# 97 F-250 small problem



## SJR (May 4, 2000)

My 97 250 with the 351 sometimes when shifting from 1st to 2nd (Automatic trans)makes a loud wierd exhaust noise. it doesnt lose power, just a strange noise. Only happened 3 times in the last 2 months. Anyone had this happen to them or know about this??
Thanks
SJR


----------



## Eric ELM (May 13, 2001)

*SJR*

Is this the regular F250 that is the new style or the Heavy Duty old style 97 F250. I have the HD old style 97 with the 351, automatic transmission and I've never experianced this problem. How many miles do you have on it?


----------



## SJR (May 4, 2000)

Its the 97 old style Heavy duty. Its got 28,000 miles on it.
thanks
SJR


----------



## GeoffD (Dec 21, 1999)

Is it possibly still under warrenty?

Geoff


----------



## SKDCO (Jun 15, 2000)

What kind of noise?


----------



## SJR (May 4, 2000)

It is under warranty, but its such a slight problem, it would hardly be worth losing a day to take it to my Ford dealer to check it out.

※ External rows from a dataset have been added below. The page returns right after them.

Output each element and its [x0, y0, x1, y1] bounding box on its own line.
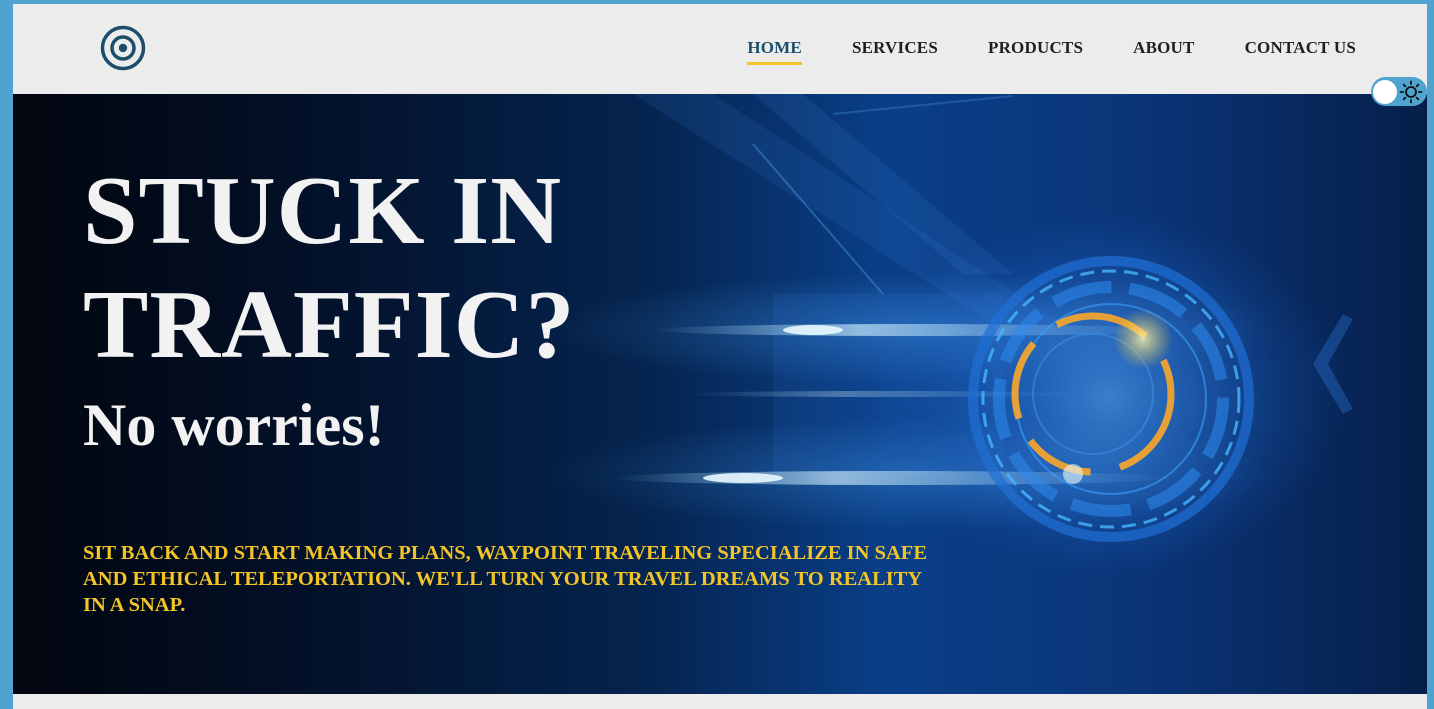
toggle-knob [1373, 80, 1397, 104]
target-logo-icon[interactable] [100, 25, 146, 71]
hero-banner: STUCK IN TRAFFIC? No worries! Sit back a… [13, 94, 1427, 694]
nav-item-products[interactable]: PRODUCTS [988, 38, 1083, 65]
site-header: HOME SERVICES PRODUCTS ABOUT CONTACT US [13, 4, 1427, 94]
main-nav: HOME SERVICES PRODUCTS ABOUT CONTACT US [697, 38, 1356, 65]
page-frame: HOME SERVICES PRODUCTS ABOUT CONTACT US [13, 4, 1427, 709]
hero-headline: STUCK IN TRAFFIC? [83, 157, 576, 379]
hero-tagline: Sit back and start making plans, Waypoin… [83, 542, 927, 616]
theme-toggle[interactable] [1371, 77, 1427, 106]
nav-item-services[interactable]: SERVICES [852, 38, 938, 65]
sun-icon [1399, 80, 1423, 104]
nav-item-about[interactable]: ABOUT [1133, 38, 1194, 65]
nav-item-home[interactable]: HOME [747, 38, 802, 65]
nav-item-contact-us[interactable]: CONTACT US [1245, 38, 1356, 65]
hero-subhead: No worries! [83, 392, 385, 458]
page-bottom-strip [13, 694, 1427, 709]
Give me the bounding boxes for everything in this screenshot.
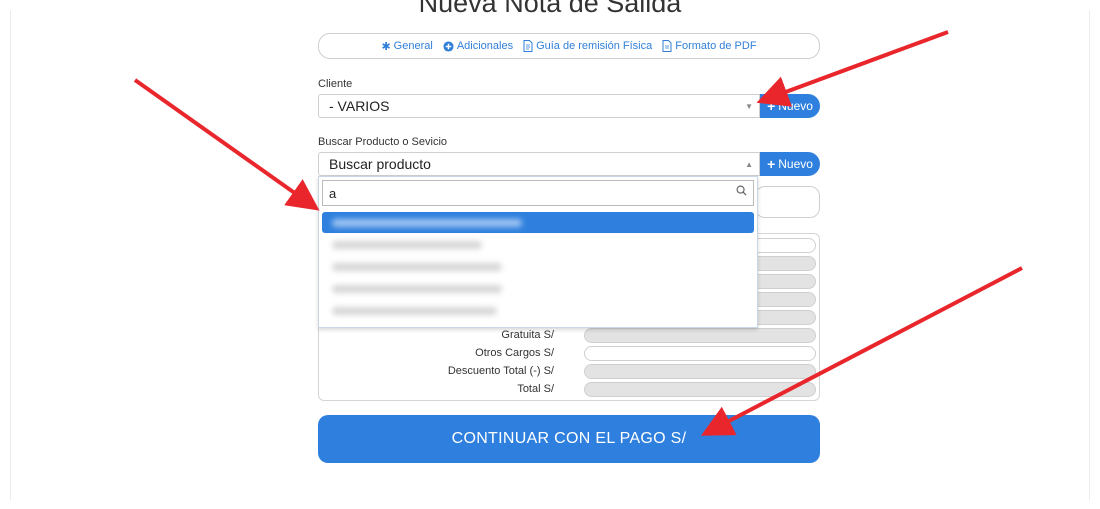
arrow-to-dropdown-option [133,78,320,211]
annotation-arrows [133,30,1023,436]
arrow-to-new-client [756,30,949,107]
arrow-to-continue-button [700,266,1023,436]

I was just wondering if anyone else has experienced this with theirs. the noise is very hard to explain, its like a whirl sound when it shifted from 1st to second gear & it only happened a couple of times.
SJR


----------



## GeoffD (Dec 21, 1999)

I would explain it the best ya can to the dealer. Ya never know if its going to be a cheap or expensive fix. I would let them pick up the tab, while ya still can.

Geoff


----------



## KirbysLawn (Jun 13, 2000)

SJR, I would ask that question at http://www.ford-diesel.com, a lot of knowledgable Ford folks there that may be able to help.

Ray


----------